Les Inrocks, journal communiste ?

Les Inrocks, journal du milliardaire Mathieu Pigasse (qui le possède à 78%), publie un article sur le dernier livre du penseur marxiste Slavoj Zižek intitulé L’actualité du manifeste de parti communiste. Voilà qui a tout lieu de nous interroger. L’ami Pigasse serait-il devenu un fervent bolchevik ?

Voilà ce que l’on peut trouver dans cet article:

Marx lui-même a parfois sous-estimé cette capacité de l’univers capitaliste à intégrer le besoin de transgression qui semblait le menacer”, écrit Zizek. Le capitalisme est en effet passé maître dans l’art de transformer la révolution en un “spectacle extrêmement rentable” (selon le philosophe Francesco Masci dans son Traité anti-sentimental, éd. Allia, qui paraît concomitamment). Le constat est donc pessimiste."

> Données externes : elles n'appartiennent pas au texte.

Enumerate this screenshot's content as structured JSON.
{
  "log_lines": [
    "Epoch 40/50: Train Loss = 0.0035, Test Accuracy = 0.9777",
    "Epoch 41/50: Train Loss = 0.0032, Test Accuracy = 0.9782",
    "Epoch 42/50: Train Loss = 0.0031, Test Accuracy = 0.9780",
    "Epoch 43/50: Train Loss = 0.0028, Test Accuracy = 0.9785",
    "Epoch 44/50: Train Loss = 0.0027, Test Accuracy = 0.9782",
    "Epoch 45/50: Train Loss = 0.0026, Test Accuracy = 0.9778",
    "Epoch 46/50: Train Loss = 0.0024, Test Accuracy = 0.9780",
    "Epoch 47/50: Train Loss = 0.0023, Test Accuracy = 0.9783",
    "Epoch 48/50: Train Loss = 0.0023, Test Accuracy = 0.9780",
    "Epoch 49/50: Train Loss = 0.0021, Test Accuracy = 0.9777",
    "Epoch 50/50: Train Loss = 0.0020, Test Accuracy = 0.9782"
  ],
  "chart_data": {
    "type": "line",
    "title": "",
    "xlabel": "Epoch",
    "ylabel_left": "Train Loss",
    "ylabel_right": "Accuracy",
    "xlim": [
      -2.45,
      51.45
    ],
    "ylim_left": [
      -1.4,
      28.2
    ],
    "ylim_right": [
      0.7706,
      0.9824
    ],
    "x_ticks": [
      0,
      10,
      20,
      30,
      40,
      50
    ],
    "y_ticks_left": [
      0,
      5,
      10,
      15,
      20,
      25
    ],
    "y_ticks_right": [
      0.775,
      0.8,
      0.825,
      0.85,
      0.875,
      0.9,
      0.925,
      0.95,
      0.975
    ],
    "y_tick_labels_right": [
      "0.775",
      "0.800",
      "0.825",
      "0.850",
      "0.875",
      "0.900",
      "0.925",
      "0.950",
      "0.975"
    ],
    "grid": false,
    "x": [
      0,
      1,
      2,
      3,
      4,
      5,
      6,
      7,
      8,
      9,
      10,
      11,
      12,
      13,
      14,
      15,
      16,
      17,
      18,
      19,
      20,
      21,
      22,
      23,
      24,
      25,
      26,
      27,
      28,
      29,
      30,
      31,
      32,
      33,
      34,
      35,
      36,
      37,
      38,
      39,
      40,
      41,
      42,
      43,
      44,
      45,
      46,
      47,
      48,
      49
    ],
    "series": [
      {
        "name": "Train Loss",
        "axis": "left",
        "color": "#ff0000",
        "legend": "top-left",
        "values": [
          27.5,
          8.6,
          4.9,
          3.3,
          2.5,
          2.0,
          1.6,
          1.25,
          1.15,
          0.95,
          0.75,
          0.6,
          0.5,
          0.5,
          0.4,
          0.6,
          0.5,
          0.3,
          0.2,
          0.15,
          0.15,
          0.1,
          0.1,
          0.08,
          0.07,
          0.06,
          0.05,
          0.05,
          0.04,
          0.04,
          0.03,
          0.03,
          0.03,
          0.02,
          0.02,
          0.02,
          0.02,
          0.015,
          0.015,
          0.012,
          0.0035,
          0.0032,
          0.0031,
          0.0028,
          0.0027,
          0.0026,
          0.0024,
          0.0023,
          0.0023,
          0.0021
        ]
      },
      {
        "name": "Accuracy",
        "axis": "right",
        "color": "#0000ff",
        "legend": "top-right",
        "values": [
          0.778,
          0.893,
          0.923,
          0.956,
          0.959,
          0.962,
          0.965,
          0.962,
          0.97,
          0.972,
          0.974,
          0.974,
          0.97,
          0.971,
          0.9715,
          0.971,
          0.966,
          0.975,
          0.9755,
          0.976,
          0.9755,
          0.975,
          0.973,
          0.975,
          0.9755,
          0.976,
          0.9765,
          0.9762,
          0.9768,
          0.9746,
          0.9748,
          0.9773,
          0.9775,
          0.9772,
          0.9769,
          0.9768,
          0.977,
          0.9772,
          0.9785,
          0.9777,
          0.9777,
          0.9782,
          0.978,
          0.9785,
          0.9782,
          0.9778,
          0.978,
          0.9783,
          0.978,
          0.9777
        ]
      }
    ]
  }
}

Voilà qui dénote d’une ironie absolue. Le journal de gauche libérale-libertaire se fend d’un article “anticapitaliste” dans lequel est expliquée la capacité du capitalisme à faire de l’intégration par la transgression. Acheter les Inrocks aujourd’hui pour certaines personnes c’est faire un acte de résistance anticapitaliste… au profit d’un milliardaire.

Si nous ne faisons pas à Zižek le procès d’être un ennemi du communisme, nous ne pouvons que déplorer son apparition dans les Inrocks. Ce faisant il se fait l’avatar même de ce qu’il prétend dénoncer. Si cela peut amener des personnes bien intentionnées à se questionner sur le capitalisme, tant mieux. Comme le disait Lénine : “Les capitalistes nous vendront la corde avec laquelle nous les pendrons”.

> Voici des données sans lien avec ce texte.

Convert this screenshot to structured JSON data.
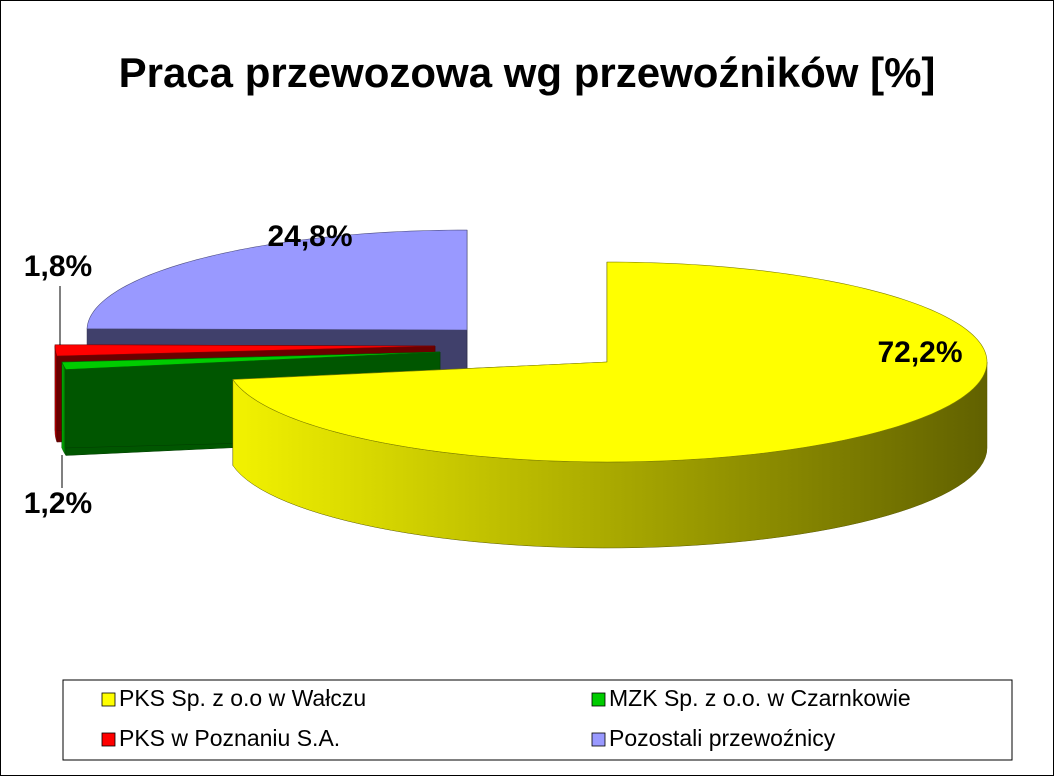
{
  "chart_data": {
    "type": "pie",
    "three_d": true,
    "title": "Praca przewozowa wg przewoźników [%]",
    "categories": [
      "PKS Sp. z o.o w Wałczu",
      "MZK Sp. z o.o. w Czarnkowie",
      "PKS w Poznaniu S.A.",
      "Pozostali przewoźnicy"
    ],
    "values": [
      72.2,
      1.2,
      1.8,
      24.8
    ],
    "value_labels": [
      "72,2%",
      "1,2%",
      "1,8%",
      "24,8%"
    ],
    "colors": [
      "#ffff00",
      "#00cc00",
      "#ff0000",
      "#9999ff"
    ],
    "legend": "bottom"
  }
}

Mais ce qu’il y a de plus problématique c’est la vision capitalo-compatible que peut distiller le journal sur la base des écrits de Zižek. Ce pessimisme affirmé est le produit de l’effondrement du bloc communiste d’une part, de l’autre part de la déroute intellectuelle du fait du structuralisme (aujourd’hui déliquescent) des sciences sociales dominantes. La conception structuraliste qui évacue toute idée de sujet (on se souvient du mot d’Althusser, “L’histoire est un procès sans sujet.”) donc toute idée de volonté politique effective n’a pu donner naissance pour le marxisme qu’à une série d’âneries dans lesquelles le prolétariat en tant que sujet révolutionnaire s’est effacé. Preuve en est que dans le récent “manifeste” du PCF-PGE, le mot “prolétariat” ou “prolétaire(s)” n’apparaît pas une seule fois.

Aujourd’hui on réalise que le sujet révolutionnaire existe bel et bien, que le socialisme ne viendra pas par la force surnaturelle des choses, comme une téléologie du capitalisme dont il suffirait d’attendre l’avènement. La révolution ne se décrète pas, elle se fait dans la pratique ! Et c’est peut-être cela qui fait peur au public tendanciellement petit-bourgeois des Inrocks : il faut travailler à la révolution pour faire la révolution, et dans ce travail la classe ouvrière doit prendre la direction des choses, ce que les exégètes de la “pop culture” ont sans doute bien du mal à concevoir, du haut de leur éducation.

Pour celles et ceux qui ont compris qu’une révolution est un combat de tous les jours, nous proposons l’adhésion au PRCF. Pour les autres, nous demandons le temps que le réel apporte les preuves du besoin vital de révolution socialiste.